Russians are in love with America. They were going nuts during Tucker Carlson’s visit. “He went to a store and bought something! He’s walking around in the streets! A real American person! Walking amongst us!” My priest has this level of enthusiasm when he talks about Jesus.

It was the same thing when that Scott Adams fellow visited. Nobody in Russia (or anywhere else) knows who he is but that’s not the point. He’s an American! That’s all that matters. The object of painful, unrequited love finally noticed them.

And what did Putin do during the interview with Tucker? He negged the poor guy. That’s a favorite love trick of the manosphere.

Lemoine goes on and on about how important Ukraine is for Russians and how unimportant the Baltics are. But it’s all a nothing burger because the real love object here is America. All of the Russian invasions are a love letter to America. What is the first thing you do when you fall in love? You start saying, look at me, we have so much in common, I’m the only one who understands you. This is precisely the Russian message. “You invade, and so do I. You are a big, strong country that walks over everybody else, and so am I. We are meant for each other. Why aren’t you seeing this? Why don’t you understand?”
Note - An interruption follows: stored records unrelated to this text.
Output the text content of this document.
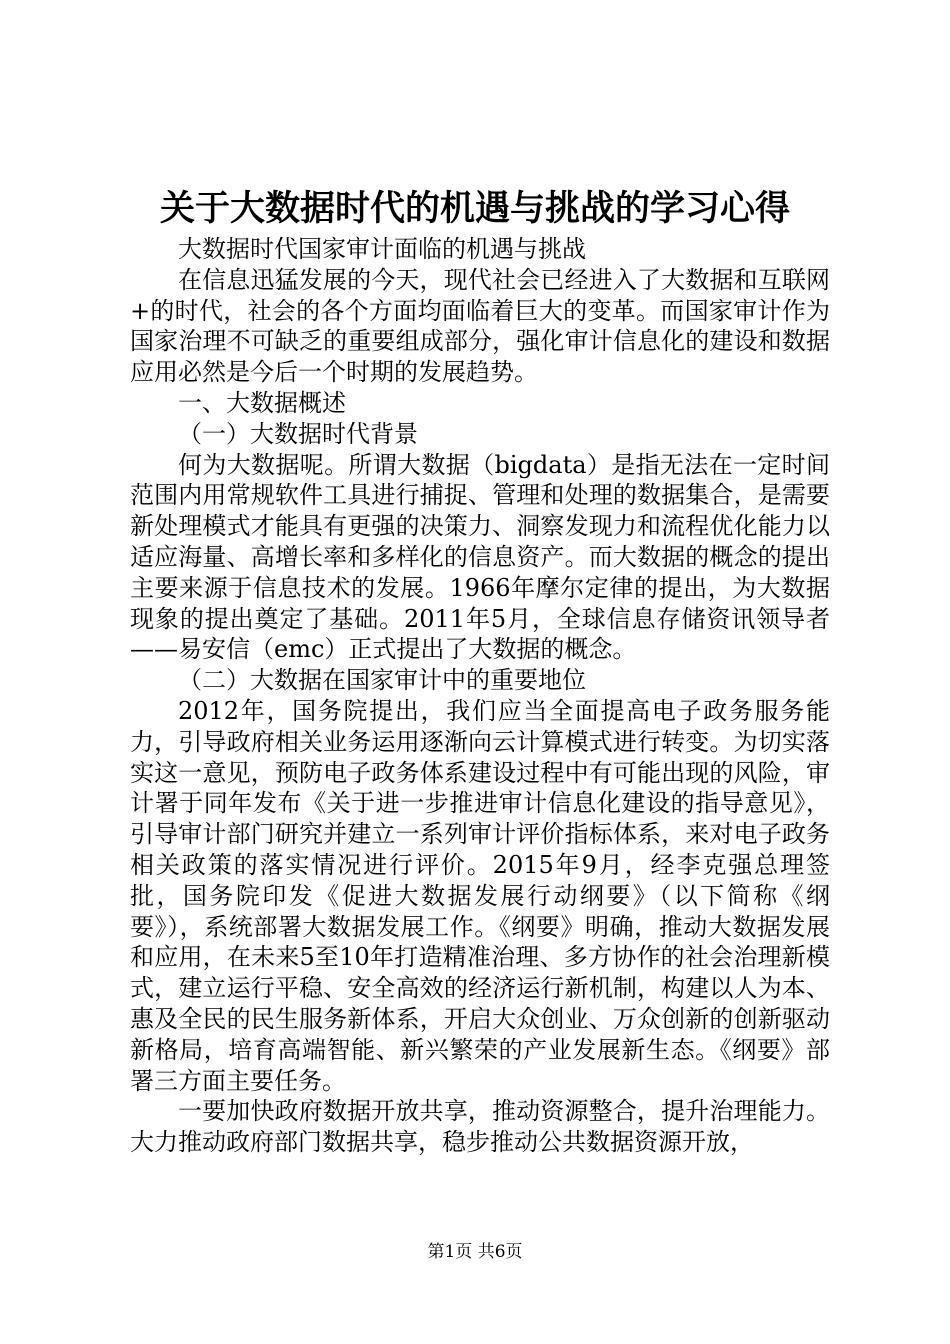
关于大数据时代的机遇与挑战的学习心得

大数据时代国家审计面临的机遇与挑战

在信息迅猛发展的今天，现代社会已经进入了大数据和互联网+的时代，社会的各个方面均面临着巨大的变革。而国家审计作为国家治理不可缺乏的重要组成部分，强化审计信息化的建设和数据应用必然是今后一个时期的发展趋势。

一、大数据概述

（一）大数据时代背景

何为大数据呢。所谓大数据（bigdata）是指无法在一定时间范围内用常规软件工具进行捕捉、管理和处理的数据集合，是需要新处理模式才能具有更强的决策力、洞察发现力和流程优化能力以适应海量、高增长率和多样化的信息资产。而大数据的概念的提出主要来源于信息技术的发展。1966年摩尔定律的提出，为大数据现象的提出奠定了基础。2011年5月，全球信息存储资讯领导者——易安信（emc）正式提出了大数据的概念。

（二）大数据在国家审计中的重要地位

2012年，国务院提出，我们应当全面提高电子政务服务能力，引导政府相关业务运用逐渐向云计算模式进行转变。为切实落实这一意见，预防电子政务体系建设过程中有可能出现的风险，审计署于同年发布《关于进一步推进审计信息化建设的指导意见》，引导审计部门研究并建立一系列审计评价指标体系，来对电子政务相关政策的落实情况进行评价。2015年9月，经李克强总理签批，国务院印发《促进大数据发展行动纲要》（以下简称《纲要》），系统部署大数据发展工作。《纲要》明确，推动大数据发展和应用，在未来5至10年打造精准治理、多方协作的社会治理新模式，建立运行平稳、安全高效的经济运行新机制，构建以人为本、惠及全民的民生服务新体系，开启大众创业、万众创新的创新驱动新格局，培育高端智能、新兴繁荣的产业发展新生态。《纲要》部署三方面主要任务。

一要加快政府数据开放共享，推动资源整合，提升治理能力。大力推动政府部门数据共享，稳步推动公共数据资源开放，

第1页 共6页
This love is doomed to be frustrated because what does a person in love want from his love object? To have and to hold, at his healthiest. To possess, subsume and own, at his most messed up.

Why is Lemoine not getting any of this and is trying to analyze the situation in terms of “if everybody were exactly like me, then they’d act exactly like I would”? He wasn’t with us when we lived behind the Iron Curtain and invented our own vision of America. He wasn’t with us when the Iron Curtain fell and we discovered a very different America, having to make our peace with that discovery. I often see my 8-year-old trying to reason her way out of concepts she is too young to understand. “The book says rich people live in mansions. We don’t live in a mansion. We must be poor.” It’s cute in an actual child but distressing in adult men like Lemoine.

In order to make pronouncements on what people in another culture would or wouldn’t do, you need to study that culture, immerse yourself in it, and let yourself become aware of the enormous distance between yourself and that culture. We briefly mentioned philosopher John Gray on this blog today. He explained how the Enlightenment-era belief in the hyper-rational core of every human being that supposedly makes us all want the same thing and try to achieve it in identical ways led to many of today’s problems. The French were the leaders of Enlightenment, and no amount of Bataclan fiascos is teaching them anything new.

If Ukraine never existed at all, Russia would be invading somebody. Tantruming, making itself noticed. Ukraine doesn’t solve its problem of wanting to be desired as passionately by America as Russia desires it. That’s a huge problem, and no amount of rationalizing will make it go away.

Hey, you asked for a long posts. Don’t complain now.